Dictyosomes are generally faced with their output trans-Golgi-network to microtubular bundles that indicates their
involvement in microtubule-mediated intraneuronal transport rather than in vesicular transport to the plasma membrane
and outside to glial cells. Neuroglial transport is mediated by diffusion through the narrow intercellular space (10-15 nm
width), by glial protrusions and corresponding invaginations in the neuron cytoplasm, which shorten the diffusion path
between glia and neuronal perikarion, and by double-wall vesicles – the captured protrusion tips containing large
fragments of the glial cytoplasm. Specific structural triads: “submembrane cisterns – vesicles of smooth endoplasmic
reticulum – mitochondria” are involved in formation of glial protrusions and double-wall vesicles. The tubular lattice in
glial cytoplasm may transfer ions and metabolites between glial layers. Thus, intense neuroglial exchange with cellular
components in the crayfish stretch receptor is mediated by a variety of mechanisms: diffusion, capture of big glial masses
and formation of double-walled vesicles, and transport through tubular lattices.

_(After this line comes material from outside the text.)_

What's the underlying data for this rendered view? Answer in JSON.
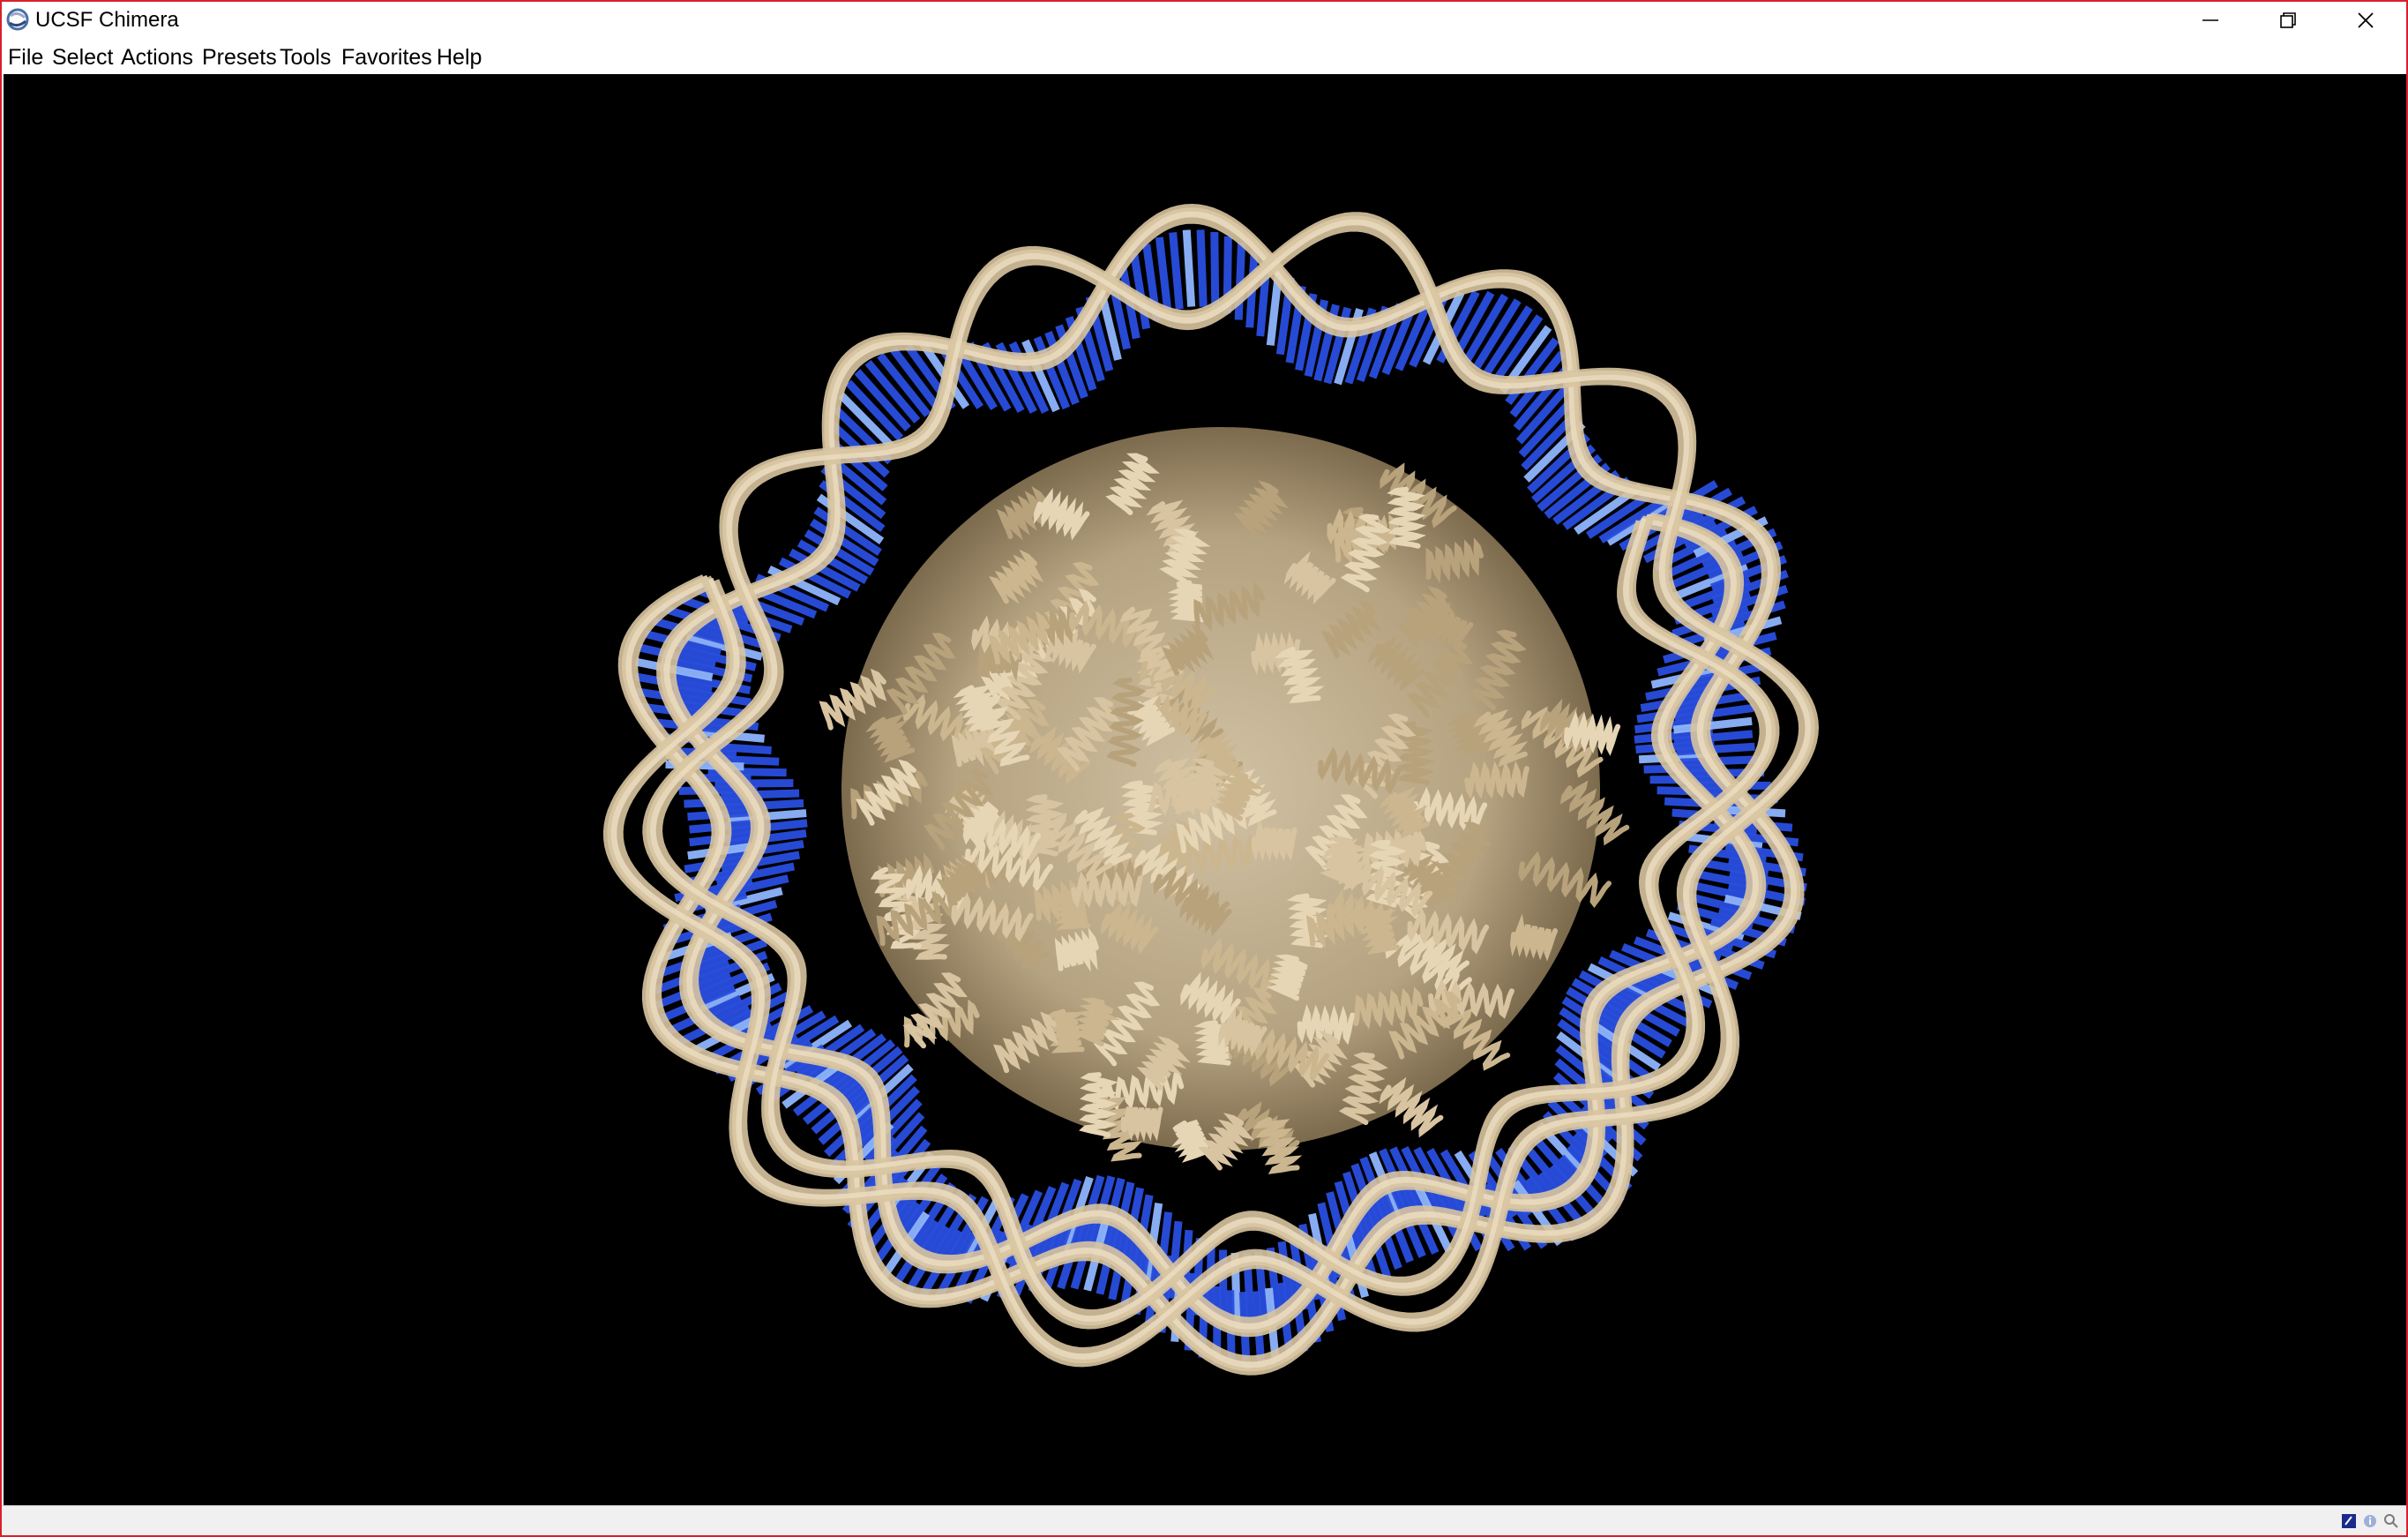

Keywords electron microscopy; neuron; glia; neuroglial interactions; Nissl bodies; Golgi; microtubules; double-wall
vesicles, tubular lattice
1. Introduction
Neurons are very large cells, whose neurites, axon and dendrites, reach several centimeters and in some cases even
meters in length. The supply of their remote regions with metabolites, proteins, mRNA, ribosomes and organelles is a
complicated task. This function is performed by specific intra-neuronal transport systems and by surrounding glial cells.

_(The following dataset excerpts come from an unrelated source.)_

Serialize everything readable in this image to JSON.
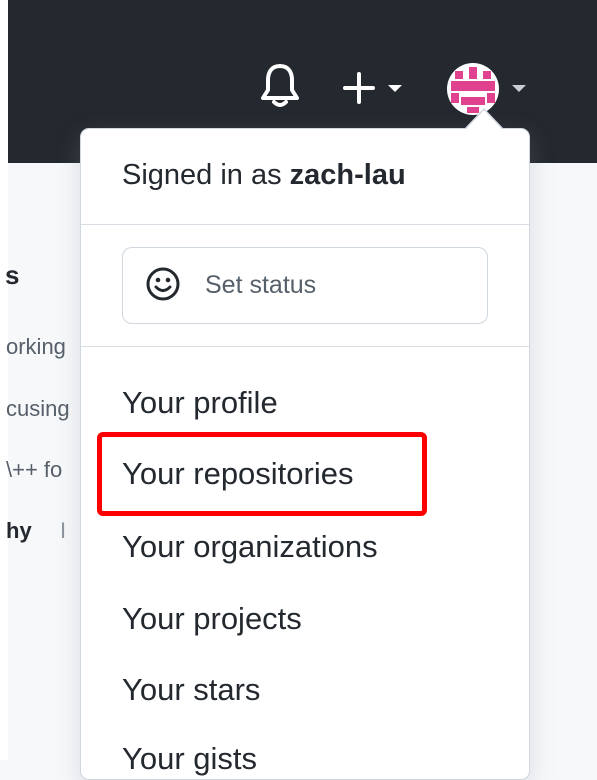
{
  "header": {
    "notifications_icon": "bell-icon",
    "create_icon": "plus-icon",
    "accent_color": "#24292f"
  },
  "background": {
    "heading": "s",
    "line1": "orking",
    "line2": "cusing",
    "line3": "\\++ fo",
    "bold_text": "hy",
    "separator": "I"
  },
  "dropdown": {
    "signed_in_prefix": "Signed in as ",
    "username": "zach-lau",
    "status_label": "Set status",
    "items": [
      {
        "label": "Your profile"
      },
      {
        "label": "Your repositories"
      },
      {
        "label": "Your organizations"
      },
      {
        "label": "Your projects"
      },
      {
        "label": "Your stars"
      },
      {
        "label": "Your gists"
      }
    ]
  },
  "highlight_color": "#ff0000"
}
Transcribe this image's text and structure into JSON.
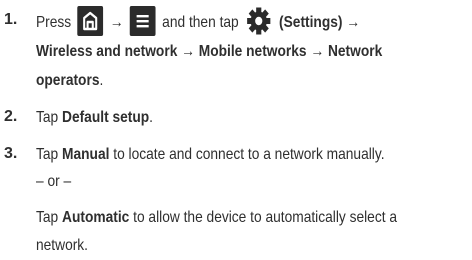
{
  "steps": [
    {
      "number": "1.",
      "press": "Press",
      "arrow": "→",
      "and_then_tap": "and then tap",
      "settings_paren": "(Settings) →",
      "path_line2": "Wireless and network  → Mobile networks   → Network",
      "path_line3": "operators",
      "path_line3_end": ".",
      "icons": [
        "home-icon",
        "menu-icon",
        "settings-gear-icon"
      ]
    },
    {
      "number": "2.",
      "tap": "Tap",
      "item": "Default setup",
      "end": "."
    },
    {
      "number": "3.",
      "tap": "Tap",
      "manual": "Manual",
      "manual_rest": "to locate and connect to a network manually.",
      "or": "– or –",
      "tap2": "Tap",
      "automatic": "Automatic",
      "automatic_rest": "to allow the device to automatically select a",
      "automatic_rest2": "network."
    }
  ],
  "colors": {
    "text": "#2f2f2f",
    "icon_bg": "#2b2b2b",
    "icon_fg": "#ffffff",
    "gear_fg": "#2b2b2b"
  }
}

Ultrastructural study reveals the specific morphological elements involved in synthesis, intra-neuronal and neuroglial
transport of proteins. On the other hand, looking at the neuron from the “transport and supply” point of view, one can
understand the meaning of its specific morphology.

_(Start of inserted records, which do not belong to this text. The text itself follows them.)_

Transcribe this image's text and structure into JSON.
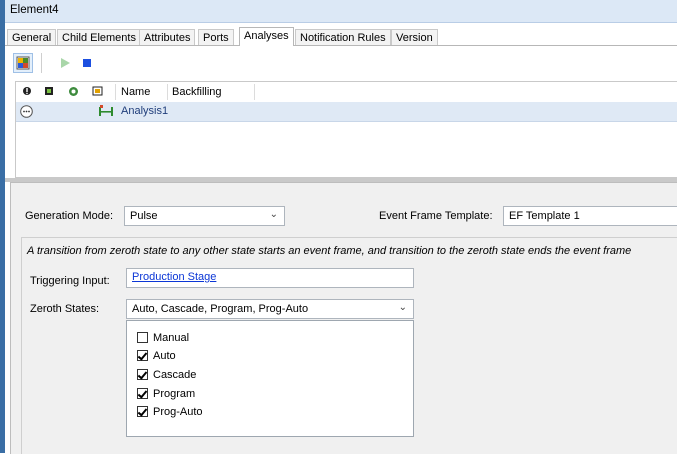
{
  "window": {
    "title": "Element4"
  },
  "tabs": [
    {
      "label": "General"
    },
    {
      "label": "Child Elements"
    },
    {
      "label": "Attributes"
    },
    {
      "label": "Ports"
    },
    {
      "label": "Analyses",
      "active": true
    },
    {
      "label": "Notification Rules"
    },
    {
      "label": "Version"
    }
  ],
  "toolbar": {
    "icons": [
      "grid-select-icon",
      "play-icon",
      "stop-icon"
    ]
  },
  "grid": {
    "headers": [
      "Name",
      "Backfilling"
    ],
    "header_icons": [
      "status-icon",
      "enable-icon",
      "refresh-icon",
      "template-icon"
    ],
    "rows": [
      {
        "name": "Analysis1",
        "backfilling": ""
      }
    ]
  },
  "settings": {
    "generation_mode_label": "Generation Mode:",
    "generation_mode_value": "Pulse",
    "ef_template_label": "Event Frame Template:",
    "ef_template_value": "EF Template 1",
    "description": "A transition from zeroth state to any other state starts an event frame, and transition to the zeroth state ends the event frame",
    "triggering_input_label": "Triggering Input:",
    "triggering_input_value": "Production Stage",
    "zeroth_states_label": "Zeroth States:",
    "zeroth_states_value": "Auto, Cascade, Program, Prog-Auto",
    "zeroth_options": [
      {
        "label": "Manual",
        "checked": false
      },
      {
        "label": "Auto",
        "checked": true
      },
      {
        "label": "Cascade",
        "checked": true
      },
      {
        "label": "Program",
        "checked": true
      },
      {
        "label": "Prog-Auto",
        "checked": true
      }
    ]
  },
  "colors": {
    "accent": "#0b36d6",
    "title_bg": "#dce8f6",
    "row_selected": "#dfe9f5",
    "stop": "#1c4fe0",
    "play": "#9fd19f"
  }
}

The spotted, “tigroid” morphology of the perikarion is characteristic for diverse nerve cells [1]. Nissl bodies, seen in
an optical microscope as dark spots, are dispersed throughout the neuronal perikarion. At the ultrastructural level, they
correspond to 1-4 µm regions abundant with granular endoplasmic reticulum, ribosomes and polysomes. These are the
centers of intense protein synthesis. After synthesis proteins are transported along neurites. However, it is not clear how
synthesis of proteins in Nissl bodies is coupled with their transport along neurites and how the non-uniform organelle
distribution within nerve cells is maintained. These questions are the parts of the general problem – intracellular
organization and integration of synthetic and transport processes.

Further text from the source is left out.